I’ll bet there are thousands of Anza-Borrego slot canyons throughout the badlands, some easy to access and others impossible. From my view at Fonts Point I saw endless possibilities but no clearly marked trails. Yet a Ranger at the visitor center assured me I could get the truck out to “The Slot” marked on the map at the Butte Pass turn off.
So I invited Nan and John to hike along and picked them up at 9am and we started with the Farmers Market in Borrego Springs. Hey, that’s early for us retired folks.
About a 13 mile drive from Borrego Springs to the Butte Pass turn off from CA78 and another mile of doable sand/gravel road brought us to parking at the edge of the canyon. There are a couple of options to get into the canyon. One up hill to the right, or around as we discovered on the way out, then down a slope. The other an obvious scramble down about 50 feet which turned out to be the hardest part of the hike.
Unlike Utah slot canyons of smooth and colorful sandstone, these siltstone canyon walls made up of multiple layers of river deposits carved by time and water reveal textures of various sized stones interspersed with shale. Red, green, orange, white, gray, speckled and solids, sharp and rounded protruding from the canyon walls defied us rockhounds being solidly cemented in.
Wasn’t long before the canyon narrowed and the walls rose higher. Yet the soft sandy trail was still wide enough for other hikers to pass us slow pokes with our noses almost against the wall looking at a layer of bean-sized calcite crystals.

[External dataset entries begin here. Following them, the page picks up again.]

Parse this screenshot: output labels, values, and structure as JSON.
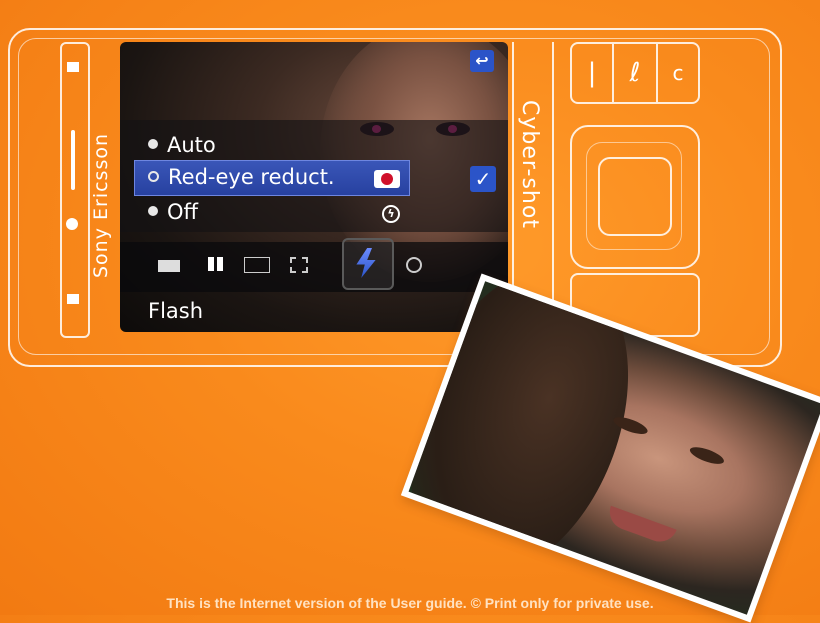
{
  "phone": {
    "brand": "Sony Ericsson",
    "model_label": "Cyber-shot"
  },
  "screen": {
    "menu": [
      {
        "label": "Auto",
        "selected": false
      },
      {
        "label": "Red-eye reduct.",
        "selected": true
      },
      {
        "label": "Off",
        "selected": false
      }
    ],
    "toolbar_icons": [
      "shoot-mode-icon",
      "scenes-icon",
      "picture-size-5mp-icon",
      "focus-icon",
      "flash-icon",
      "self-timer-icon"
    ],
    "bottom_label": "Flash",
    "colors": {
      "selection": "#2741a0",
      "accent": "#2b54c8",
      "background": "#f98a1c"
    }
  },
  "footer": {
    "text": "This is the Internet version of the User guide. © Print only for private use."
  }
}
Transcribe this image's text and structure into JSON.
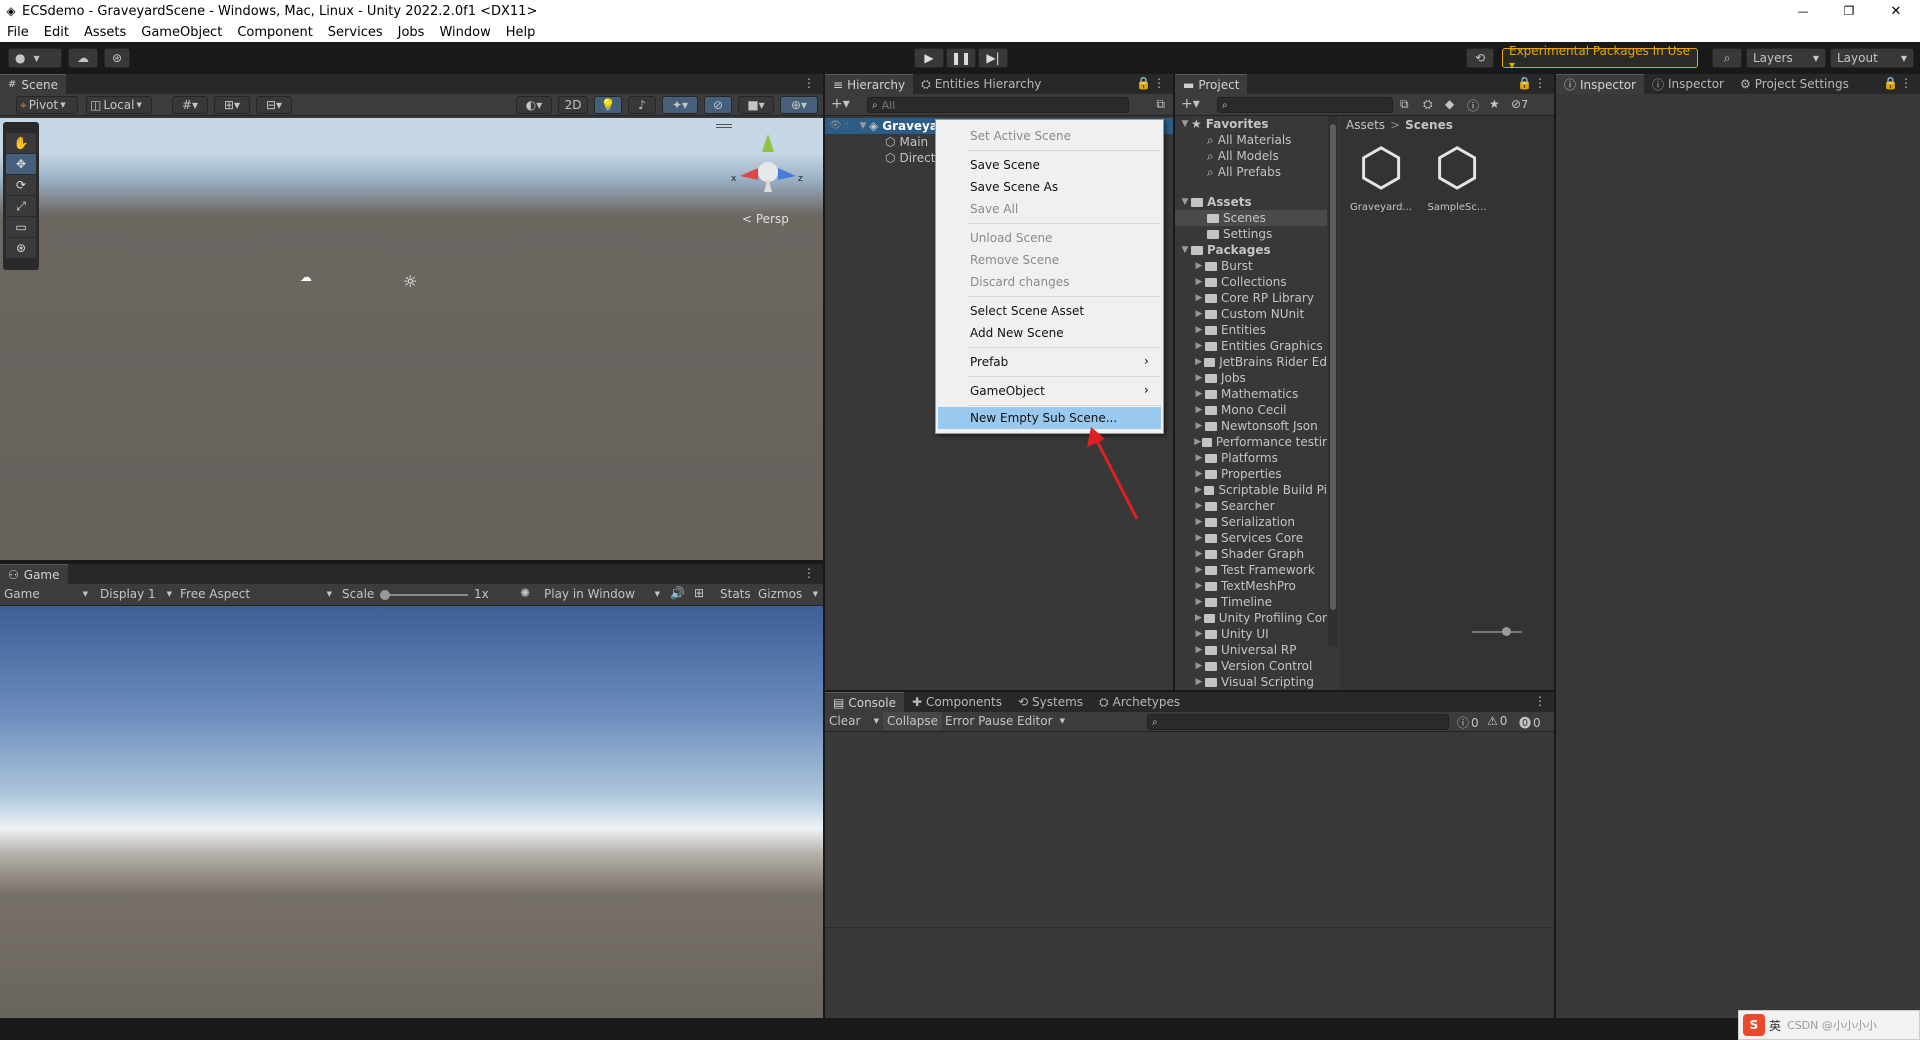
{
  "window": {
    "title": "ECSdemo - GraveyardScene - Windows, Mac, Linux - Unity 2022.2.0f1 <DX11>",
    "minimize_glyph": "—",
    "restore_glyph": "❐",
    "close_glyph": "✕"
  },
  "menubar": [
    "File",
    "Edit",
    "Assets",
    "GameObject",
    "Component",
    "Services",
    "Jobs",
    "Window",
    "Help"
  ],
  "toolbar": {
    "experimental_label": "Experimental Packages In Use ▾",
    "layers_label": "Layers",
    "layout_label": "Layout",
    "accent_color": "#e8a400"
  },
  "scene": {
    "tab_label": "Scene",
    "pivot_label": "Pivot",
    "local_label": "Local",
    "mode_2d": "2D",
    "persp_label": "< Persp",
    "gizmo_x": "x",
    "gizmo_z": "z"
  },
  "game": {
    "tab_label": "Game",
    "game_dropdown": "Game",
    "display_dropdown": "Display 1",
    "aspect_dropdown": "Free Aspect",
    "scale_label": "Scale",
    "scale_value": "1x",
    "play_mode": "Play in Window",
    "stats_label": "Stats",
    "gizmos_label": "Gizmos"
  },
  "hierarchy": {
    "tab_label": "Hierarchy",
    "tab2_label": "Entities Hierarchy",
    "search_placeholder": "All",
    "root": "GraveyardScene",
    "items": [
      "Main",
      "Direct"
    ]
  },
  "context_menu": {
    "set_active": "Set Active Scene",
    "save_scene": "Save Scene",
    "save_scene_as": "Save Scene As",
    "save_all": "Save All",
    "unload_scene": "Unload Scene",
    "remove_scene": "Remove Scene",
    "discard_changes": "Discard changes",
    "select_scene_asset": "Select Scene Asset",
    "add_new_scene": "Add New Scene",
    "prefab": "Prefab",
    "gameobject": "GameObject",
    "new_empty_sub_scene": "New Empty Sub Scene...",
    "highlight_color": "#99c9ef",
    "arrow_color": "#e02020"
  },
  "project": {
    "tab_label": "Project",
    "hidden_count": "7",
    "favorites_label": "Favorites",
    "favorites": [
      "All Materials",
      "All Models",
      "All Prefabs"
    ],
    "assets_label": "Assets",
    "assets_children": [
      "Scenes",
      "Settings"
    ],
    "packages_label": "Packages",
    "packages": [
      "Burst",
      "Collections",
      "Core RP Library",
      "Custom NUnit",
      "Entities",
      "Entities Graphics",
      "JetBrains Rider Ed",
      "Jobs",
      "Mathematics",
      "Mono Cecil",
      "Newtonsoft Json",
      "Performance testir",
      "Platforms",
      "Properties",
      "Scriptable Build Pi",
      "Searcher",
      "Serialization",
      "Services Core",
      "Shader Graph",
      "Test Framework",
      "TextMeshPro",
      "Timeline",
      "Unity Profiling Cor",
      "Unity UI",
      "Universal RP",
      "Version Control",
      "Visual Scripting"
    ],
    "breadcrumb_root": "Assets",
    "breadcrumb_sep": ">",
    "breadcrumb_current": "Scenes",
    "files": [
      "Graveyard...",
      "SampleSc..."
    ]
  },
  "console": {
    "tabs": [
      "Console",
      "Components",
      "Systems",
      "Archetypes"
    ],
    "clear_label": "Clear",
    "collapse_label": "Collapse",
    "error_pause_label": "Error Pause",
    "editor_label": "Editor",
    "log_count": "0",
    "warn_count": "0",
    "error_count": "0"
  },
  "inspector": {
    "tab1": "Inspector",
    "tab2": "Inspector",
    "tab3": "Project Settings"
  },
  "taskbar": {
    "ime_label": "英",
    "watermark": "CSDN @小小小小"
  }
}
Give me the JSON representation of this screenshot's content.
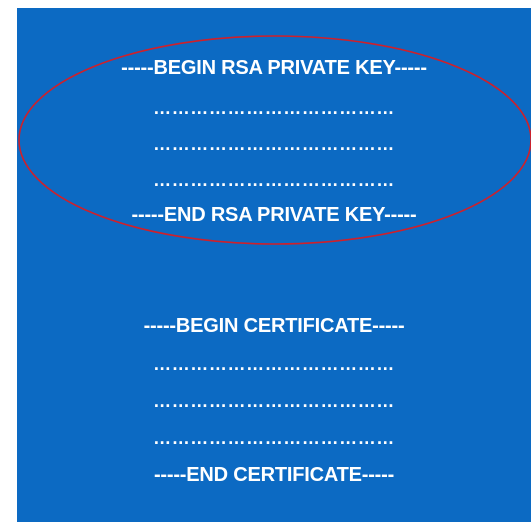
{
  "key_block": {
    "begin": "-----BEGIN RSA PRIVATE KEY-----",
    "lines": [
      "…………………………………",
      "…………………………………",
      "…………………………………"
    ],
    "end": "-----END RSA PRIVATE KEY-----"
  },
  "cert_block": {
    "begin": "-----BEGIN CERTIFICATE-----",
    "lines": [
      "…………………………………",
      "…………………………………",
      "…………………………………"
    ],
    "end": "-----END CERTIFICATE-----"
  },
  "colors": {
    "background": "#0c6ac3",
    "text": "#ffffff",
    "highlight": "#d0202a"
  }
}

Then narrower yet requiring a few twists and bending on our part. Felt like going through a combination maze and cave. Encountered a few 12-18 inch drops which proves a bit more interesting when wedged between a rock and a hard spot.
Twist and turns brought more spectacular carved shapes caused by water that pours from above. Not a time to be in a slot canyon. And then we saw where someone had defiled the canyon walls with a fresh lipstick drawing of a hangman that Nan rubbed out with a piece of rock. How can anyone do this?
Here we saw some very unusual concretions, rock made of sand and calcite that look like roundish or flattened balls. Nan and I were so intrigued by these bulbous rock sculptures and secretly tried to figure out how to move a large watermelon-sized specimen back up through the slot. Yet we knew it was all we could do to get ourselves through some of the squeezes. And then what to do with a 100 pound rock when living in a RV.
The return route always goes faster for me even though the reverse views are different. Well, maybe being hungry had something to do with that also. Although only about 1.5 miles round trip we took several casual hours to explore this unusual environment. Nice to find like-minded slow hikers.